È però stra-ordinario l’approccio del fotografo luganese con la fauna della savana africana: poco amante degli obiettivi a lunga gittata, riesce ad avvicinarsi così tanto a bestie feroci (leonesse&leoni) da strappar loro degli incredibili quanto ammalianti camera look. «Occorre molta pazienza – spiega ancora Bernardoni – e sapere da che parte spirano le brezze per avvicinarsi all’animale, che non deve percepire l’odore dell’umano, seppur armato solo di un apparecchio fotografico e non certo d’un fucile». Pazienza, certo; ma occorre anche un bel talento – e un po’ di fortuna! – per cogliere una leonessa appena destatasi e con gli occhi ancora cisposi. Oppure un elefante che, barrendo, sbadiglia fiero delle sue zanne non ancora fatte preda dai bracconieri; per non dire della lince che, fissando il fotografo prossimo allo scatto, sembra chiedersi «Ma che vuole questo da me?». O ancora un macaco che, la mano sul viso pensoso, a sua volta sembra domandarsi se Darwin avesse davvero ragione…

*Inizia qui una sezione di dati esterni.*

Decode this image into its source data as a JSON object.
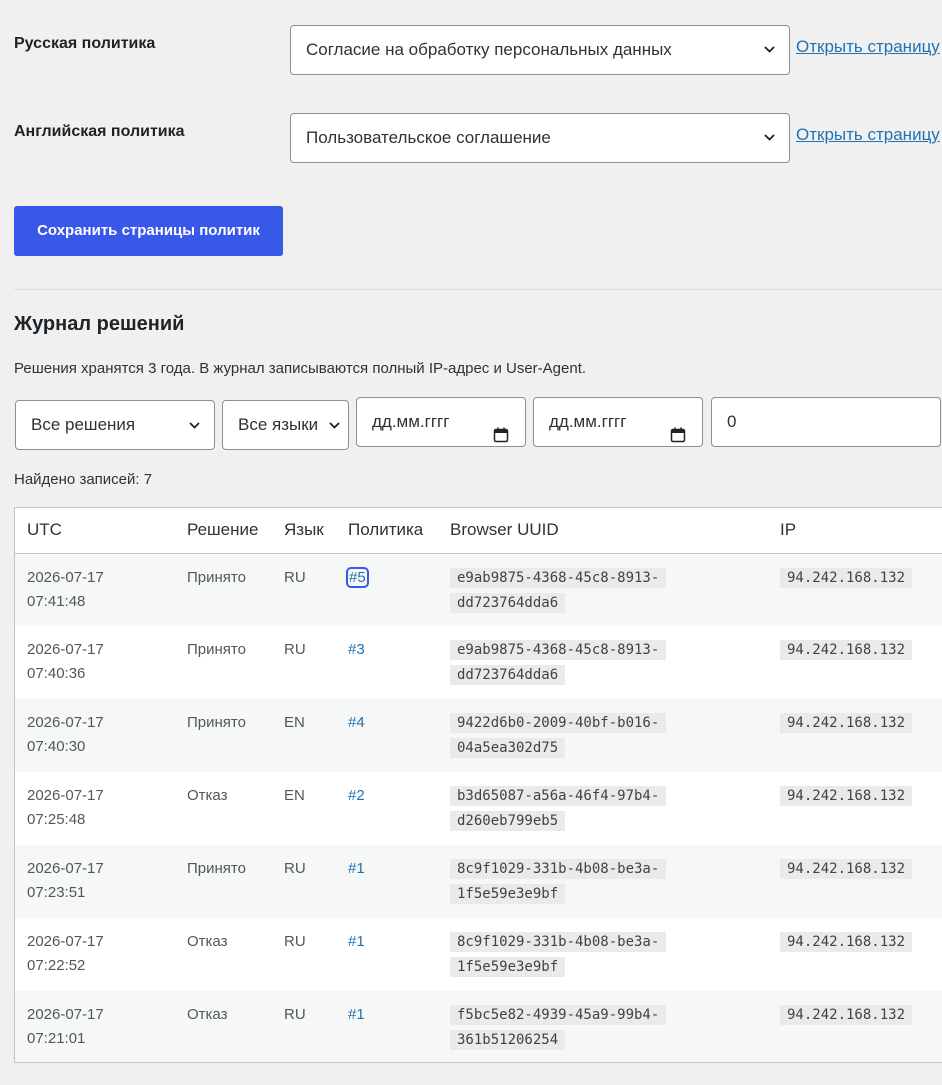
{
  "policies": {
    "ru": {
      "label": "Русская политика",
      "selected": "Согласие на обработку персональных данных",
      "link": "Открыть страницу"
    },
    "en": {
      "label": "Английская политика",
      "selected": "Пользовательское соглашение",
      "link": "Открыть страницу"
    },
    "save_label": "Сохранить страницы политик"
  },
  "journal": {
    "title": "Журнал решений",
    "description": "Решения хранятся 3 года. В журнал записываются полный IP-адрес и User-Agent.",
    "filters": {
      "decision": "Все решения",
      "language": "Все языки",
      "date_from_placeholder": "дд.мм.гггг",
      "date_to_placeholder": "дд.мм.гггг",
      "search_value": "0"
    },
    "found": "Найдено записей: 7",
    "columns": [
      "UTC",
      "Решение",
      "Язык",
      "Политика",
      "Browser UUID",
      "IP"
    ],
    "rows": [
      {
        "date": "2026-07-17",
        "time": "07:41:48",
        "decision": "Принято",
        "lang": "RU",
        "policy": "#5",
        "uuid": "e9ab9875-4368-45c8-8913-dd723764dda6",
        "ip": "94.242.168.132"
      },
      {
        "date": "2026-07-17",
        "time": "07:40:36",
        "decision": "Принято",
        "lang": "RU",
        "policy": "#3",
        "uuid": "e9ab9875-4368-45c8-8913-dd723764dda6",
        "ip": "94.242.168.132"
      },
      {
        "date": "2026-07-17",
        "time": "07:40:30",
        "decision": "Принято",
        "lang": "EN",
        "policy": "#4",
        "uuid": "9422d6b0-2009-40bf-b016-04a5ea302d75",
        "ip": "94.242.168.132"
      },
      {
        "date": "2026-07-17",
        "time": "07:25:48",
        "decision": "Отказ",
        "lang": "EN",
        "policy": "#2",
        "uuid": "b3d65087-a56a-46f4-97b4-d260eb799eb5",
        "ip": "94.242.168.132"
      },
      {
        "date": "2026-07-17",
        "time": "07:23:51",
        "decision": "Принято",
        "lang": "RU",
        "policy": "#1",
        "uuid": "8c9f1029-331b-4b08-be3a-1f5e59e3e9bf",
        "ip": "94.242.168.132"
      },
      {
        "date": "2026-07-17",
        "time": "07:22:52",
        "decision": "Отказ",
        "lang": "RU",
        "policy": "#1",
        "uuid": "8c9f1029-331b-4b08-be3a-1f5e59e3e9bf",
        "ip": "94.242.168.132"
      },
      {
        "date": "2026-07-17",
        "time": "07:21:01",
        "decision": "Отказ",
        "lang": "RU",
        "policy": "#1",
        "uuid": "f5bc5e82-4939-45a9-99b4-361b51206254",
        "ip": "94.242.168.132"
      }
    ]
  },
  "colors": {
    "accent": "#3858e9",
    "link": "#2271b1",
    "page_bg": "#f0f0f1"
  }
}
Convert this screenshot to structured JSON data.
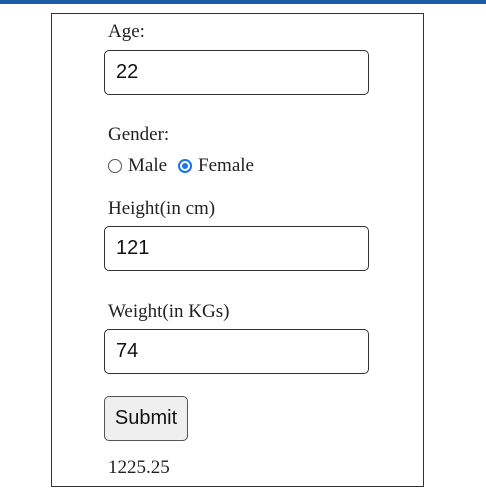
{
  "form": {
    "age": {
      "label": "Age:",
      "value": "22"
    },
    "gender": {
      "label": "Gender:",
      "options": [
        {
          "label": "Male",
          "checked": false
        },
        {
          "label": "Female",
          "checked": true
        }
      ]
    },
    "height": {
      "label": "Height(in cm)",
      "value": "121"
    },
    "weight": {
      "label": "Weight(in KGs)",
      "value": "74"
    },
    "submit_label": "Submit",
    "result": "1225.25"
  },
  "colors": {
    "accent": "#1a73e8",
    "topbar": "#1f5aa6"
  }
}
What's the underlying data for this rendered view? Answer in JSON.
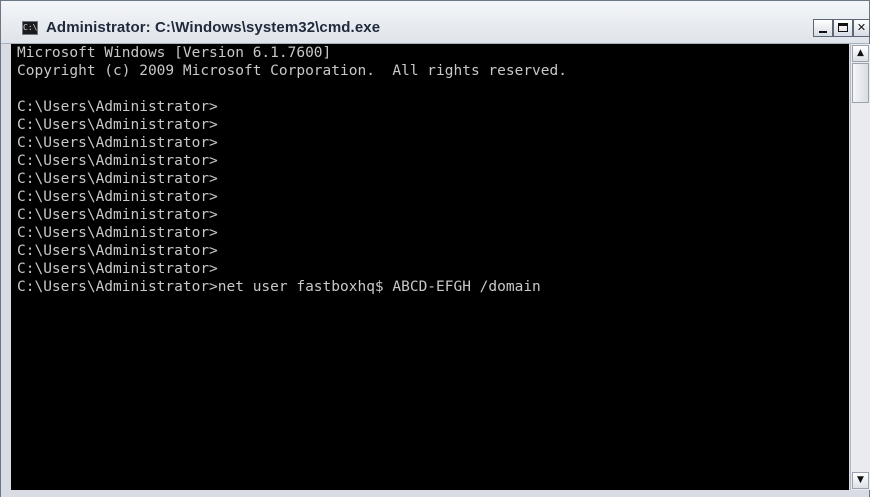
{
  "window": {
    "title": "Administrator: C:\\Windows\\system32\\cmd.exe",
    "app_icon_text": "C:\\",
    "controls": {
      "minimize": "",
      "maximize": "",
      "close": "✕"
    }
  },
  "console": {
    "foreground": "#c8c8c8",
    "background": "#000000",
    "lines": [
      "Microsoft Windows [Version 6.1.7600]",
      "Copyright (c) 2009 Microsoft Corporation.  All rights reserved.",
      "",
      "C:\\Users\\Administrator>",
      "C:\\Users\\Administrator>",
      "C:\\Users\\Administrator>",
      "C:\\Users\\Administrator>",
      "C:\\Users\\Administrator>",
      "C:\\Users\\Administrator>",
      "C:\\Users\\Administrator>",
      "C:\\Users\\Administrator>",
      "C:\\Users\\Administrator>",
      "C:\\Users\\Administrator>",
      "C:\\Users\\Administrator>net user fastboxhq$ ABCD-EFGH /domain"
    ]
  },
  "scrollbar": {
    "up_arrow": "▲",
    "down_arrow": "▼"
  }
}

Bernardoni spazia dalle mere immagini naturalistiche a quelle poeticamente sfuocate di giraffe felici di galoppare nella savana o gazzelle in volo. «Non potevo avvicinarmi di più – spiega in quest’ultimo caso – perché tra noi c’era uno stagno, anzi un pantano impraticabile, ma i miei click non hanno disturbato il loro volo!», commenta per sottolineare pleonasticamente il rispetto che sempre nutre verso i suoi soggetti fauneschi. Coglie uno zebù nella sua corsa sfrenata che, a dispetto della specie differente, potrebbe figurare nelle creazioni che Picasso ha dedicato alla tauromachìa. «L’animale come teofania», ha scritto lo psicanalista junghiano James Hillman, aggiungendo poi «il racconto come mistero». Ci sembra il miglior viatico per lo spettatore che vorrà visitare l’esposizione alla Galleria chiassese.